Upon its original release, film critic and future director François Truffaut praised the film, stating that "Out of the worst crime novels I ever read, Jules Dassin has made the best crime film I've ever seen" and "Everything in Le Rififi is intelligent: screenplay, dialogue, sets, music, choice of actors. Jean Servais, Robert Manuel, and Jules Dassin are perfect." Legendary French critic André Bazin said that Rififi brought the genre a "sincerity and humanity that break with the conventions of a crime film, and manage to touch our hearts". In the February 1956 issue of the French film magazine Cahiers du cinéma, the film was listed as number thirteen in the top twenty films of 1955.

The American release of the film also received acclaim. Bosley Crowther of The New York Times referred to the film as "perhaps the keenest crime film that ever came from France, including Pepe le Moko and some of the best of Louis Jouvet and Jean Gabin." When rereleased for a limited run within America on July 21, 2000 in a new 35 mm print containing new, more explicit subtitles, Kenneth Turan of the Los Angeles Times wrote the film was the "benchmark all succeeding heist films have been measured against... It's a film whose influence is hard to overstate, one that proves for not the last time that it's easier to break into a safe than fathom the mysteries of the human heart." In 2002, critic Roger Ebert added the film to his list of 'Great Movies' stating "echoes of Rififi can be found from Kubrick's The Killing to Tarantino's Reservoir Dogs." Rififi placed at number 90 on Empire's list of The 100 Best Films Of World Cinema.

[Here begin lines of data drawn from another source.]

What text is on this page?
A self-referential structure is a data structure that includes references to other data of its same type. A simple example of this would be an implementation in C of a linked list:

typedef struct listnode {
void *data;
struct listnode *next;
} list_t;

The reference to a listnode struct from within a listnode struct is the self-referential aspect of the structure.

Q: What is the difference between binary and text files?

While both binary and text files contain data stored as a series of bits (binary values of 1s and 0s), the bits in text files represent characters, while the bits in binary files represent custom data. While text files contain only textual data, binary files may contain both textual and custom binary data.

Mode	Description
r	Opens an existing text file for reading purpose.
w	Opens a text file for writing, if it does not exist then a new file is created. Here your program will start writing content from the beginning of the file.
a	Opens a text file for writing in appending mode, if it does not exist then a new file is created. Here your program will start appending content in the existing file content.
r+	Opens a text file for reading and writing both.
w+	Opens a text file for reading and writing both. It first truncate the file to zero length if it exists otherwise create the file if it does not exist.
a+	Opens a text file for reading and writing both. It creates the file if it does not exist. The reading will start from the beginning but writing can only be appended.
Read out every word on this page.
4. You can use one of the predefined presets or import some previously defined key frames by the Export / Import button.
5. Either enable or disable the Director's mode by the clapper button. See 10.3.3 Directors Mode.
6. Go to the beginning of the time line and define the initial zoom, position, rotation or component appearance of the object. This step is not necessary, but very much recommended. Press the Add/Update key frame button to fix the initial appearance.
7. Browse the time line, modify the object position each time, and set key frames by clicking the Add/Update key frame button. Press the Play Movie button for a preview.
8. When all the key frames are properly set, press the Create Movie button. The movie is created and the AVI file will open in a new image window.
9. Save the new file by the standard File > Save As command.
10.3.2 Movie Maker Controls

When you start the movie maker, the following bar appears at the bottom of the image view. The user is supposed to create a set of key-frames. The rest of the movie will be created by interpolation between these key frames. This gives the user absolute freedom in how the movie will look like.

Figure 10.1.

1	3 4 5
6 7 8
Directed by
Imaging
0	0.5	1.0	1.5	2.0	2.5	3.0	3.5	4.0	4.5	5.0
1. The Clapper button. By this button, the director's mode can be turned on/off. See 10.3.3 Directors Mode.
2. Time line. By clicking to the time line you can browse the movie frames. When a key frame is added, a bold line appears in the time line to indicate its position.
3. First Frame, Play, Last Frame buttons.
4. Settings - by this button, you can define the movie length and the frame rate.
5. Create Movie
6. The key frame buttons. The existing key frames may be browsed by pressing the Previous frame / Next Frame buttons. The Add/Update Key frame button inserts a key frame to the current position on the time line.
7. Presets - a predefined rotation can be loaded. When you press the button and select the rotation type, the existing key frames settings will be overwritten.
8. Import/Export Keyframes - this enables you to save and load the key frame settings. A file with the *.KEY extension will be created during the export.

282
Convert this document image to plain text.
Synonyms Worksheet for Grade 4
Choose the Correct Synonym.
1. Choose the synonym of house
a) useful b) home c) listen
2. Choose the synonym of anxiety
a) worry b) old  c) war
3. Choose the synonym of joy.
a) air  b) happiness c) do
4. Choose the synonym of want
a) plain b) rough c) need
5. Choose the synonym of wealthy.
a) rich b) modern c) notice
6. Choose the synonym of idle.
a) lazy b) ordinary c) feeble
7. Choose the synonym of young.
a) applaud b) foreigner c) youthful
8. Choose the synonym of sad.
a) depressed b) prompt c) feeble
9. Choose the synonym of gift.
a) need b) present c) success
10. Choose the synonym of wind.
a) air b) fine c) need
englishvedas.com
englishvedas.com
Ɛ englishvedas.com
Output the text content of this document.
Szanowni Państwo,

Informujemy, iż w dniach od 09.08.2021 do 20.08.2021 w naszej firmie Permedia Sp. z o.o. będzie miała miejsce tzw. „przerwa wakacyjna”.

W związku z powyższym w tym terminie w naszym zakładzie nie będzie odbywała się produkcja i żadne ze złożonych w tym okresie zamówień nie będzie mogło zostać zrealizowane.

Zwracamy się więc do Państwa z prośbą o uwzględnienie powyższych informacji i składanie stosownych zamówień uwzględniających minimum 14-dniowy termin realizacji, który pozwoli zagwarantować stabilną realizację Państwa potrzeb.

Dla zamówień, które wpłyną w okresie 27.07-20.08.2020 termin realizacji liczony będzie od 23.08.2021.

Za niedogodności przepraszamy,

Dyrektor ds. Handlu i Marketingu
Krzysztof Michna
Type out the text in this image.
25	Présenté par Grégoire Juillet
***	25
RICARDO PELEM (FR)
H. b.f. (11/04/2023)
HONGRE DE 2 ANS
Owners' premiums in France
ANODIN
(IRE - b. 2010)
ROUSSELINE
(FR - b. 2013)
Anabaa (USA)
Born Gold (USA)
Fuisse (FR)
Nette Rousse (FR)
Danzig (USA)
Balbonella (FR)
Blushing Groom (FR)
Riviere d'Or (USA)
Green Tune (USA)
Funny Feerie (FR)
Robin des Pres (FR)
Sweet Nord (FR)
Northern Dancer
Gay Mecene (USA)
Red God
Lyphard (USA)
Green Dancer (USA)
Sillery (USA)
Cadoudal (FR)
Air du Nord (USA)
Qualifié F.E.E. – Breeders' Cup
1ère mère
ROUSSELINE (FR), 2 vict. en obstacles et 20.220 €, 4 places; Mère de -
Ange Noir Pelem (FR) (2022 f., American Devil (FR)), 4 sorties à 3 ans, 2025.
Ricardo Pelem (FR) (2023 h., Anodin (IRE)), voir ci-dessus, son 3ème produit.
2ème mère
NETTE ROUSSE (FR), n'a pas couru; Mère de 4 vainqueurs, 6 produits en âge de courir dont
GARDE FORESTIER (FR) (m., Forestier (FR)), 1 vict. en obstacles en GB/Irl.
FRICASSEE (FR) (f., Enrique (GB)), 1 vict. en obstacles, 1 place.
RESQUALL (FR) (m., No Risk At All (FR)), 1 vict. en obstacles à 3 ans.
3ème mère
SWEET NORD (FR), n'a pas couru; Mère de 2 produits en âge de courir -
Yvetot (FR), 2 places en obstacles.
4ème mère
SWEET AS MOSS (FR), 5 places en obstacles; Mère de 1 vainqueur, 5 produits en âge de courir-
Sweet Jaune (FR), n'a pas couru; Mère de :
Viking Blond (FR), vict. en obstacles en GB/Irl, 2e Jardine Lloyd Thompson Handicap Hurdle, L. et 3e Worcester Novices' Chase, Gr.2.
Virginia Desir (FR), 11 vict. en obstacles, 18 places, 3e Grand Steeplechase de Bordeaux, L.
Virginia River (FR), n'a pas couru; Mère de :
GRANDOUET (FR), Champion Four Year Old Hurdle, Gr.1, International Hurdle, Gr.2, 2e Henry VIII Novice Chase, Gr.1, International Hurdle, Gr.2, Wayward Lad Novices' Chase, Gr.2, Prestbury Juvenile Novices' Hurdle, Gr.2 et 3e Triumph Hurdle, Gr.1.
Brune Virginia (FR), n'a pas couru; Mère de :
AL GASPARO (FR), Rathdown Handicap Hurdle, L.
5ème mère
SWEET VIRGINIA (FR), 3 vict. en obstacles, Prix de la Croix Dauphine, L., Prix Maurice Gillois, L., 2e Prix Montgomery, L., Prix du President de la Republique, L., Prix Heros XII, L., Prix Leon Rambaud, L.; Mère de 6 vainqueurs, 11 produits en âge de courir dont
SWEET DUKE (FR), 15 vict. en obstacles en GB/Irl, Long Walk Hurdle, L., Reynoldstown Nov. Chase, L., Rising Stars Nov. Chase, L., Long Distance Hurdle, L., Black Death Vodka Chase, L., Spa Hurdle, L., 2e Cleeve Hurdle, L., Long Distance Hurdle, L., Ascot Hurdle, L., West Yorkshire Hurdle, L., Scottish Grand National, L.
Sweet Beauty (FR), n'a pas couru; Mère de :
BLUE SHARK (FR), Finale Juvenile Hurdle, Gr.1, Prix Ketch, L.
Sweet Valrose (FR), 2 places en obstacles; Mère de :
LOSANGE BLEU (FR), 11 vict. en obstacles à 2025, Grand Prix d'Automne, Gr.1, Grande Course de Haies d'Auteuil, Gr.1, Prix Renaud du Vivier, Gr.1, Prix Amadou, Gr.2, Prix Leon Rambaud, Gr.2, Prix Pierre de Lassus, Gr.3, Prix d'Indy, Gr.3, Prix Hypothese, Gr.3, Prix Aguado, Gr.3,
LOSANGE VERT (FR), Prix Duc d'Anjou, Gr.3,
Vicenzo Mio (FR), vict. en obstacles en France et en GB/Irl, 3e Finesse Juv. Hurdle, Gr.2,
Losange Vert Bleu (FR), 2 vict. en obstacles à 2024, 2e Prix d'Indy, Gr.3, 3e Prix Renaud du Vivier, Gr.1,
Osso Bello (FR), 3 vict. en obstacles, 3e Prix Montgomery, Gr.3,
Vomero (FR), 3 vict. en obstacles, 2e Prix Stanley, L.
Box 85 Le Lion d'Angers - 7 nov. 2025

Rififi's violence in the film is very realistic which is unheard of for most films in the 50's besides Fritz Lang's noir masterpiece The Big Heat. It has a unrehearsed naturalness to it and the characters in the film seem less as supermen and more human and prone to mistakes. Much of the violence takes place just off-screen; most famously the belt beating scene that Tony does to his ex girlfriend Mado; which might be because of the production code but it makes the gritty violence much more effective. On of the best scenes of the film is when Tony has to sadly execute Cesar (who was played by Dassin) after Cesar rats out his accomplices because of his stupidity and carelessness. "You know the rules," Tony says and you can see in his eyes that he does not want to do it but he has to out of the code of the streets; and Cesar understands as well. Dassin was known for being a director who loved to shoot on real life city locations, like his other films Naked City which is famous for its semi-documentary footage of New York. Then there's Nights and the City, which tells the story of a slimy small time grifter, played by Richard Widmark who becomes a fugitive from the mob after a fixed boxing promotion goes horribly wrong; and the filmmaking shots of wet streets and dark alleys makes it one of the best noir films of the 50's; for which it's style is often compared to The Third Man. In Rififi, it's nighttime shots are stunning and Dassin filmed using everyday locations which include construction sites, back alleys, train stations, diners, smokey gambling houses and dance clubs. The dance club (which is called L'Age d'Or in homage to the Luis Bunuel surrealist film) and it's interior with beautiful exotic dancers singing and dancing is entrancing. Rififi is one of the most perfectly crafted gangster thrillers of all time and it's gangster ethics, mixed with great dialog, characters, acting, the gorgeous underworld locales, and a heart-pounding climax; make Rififi timeless.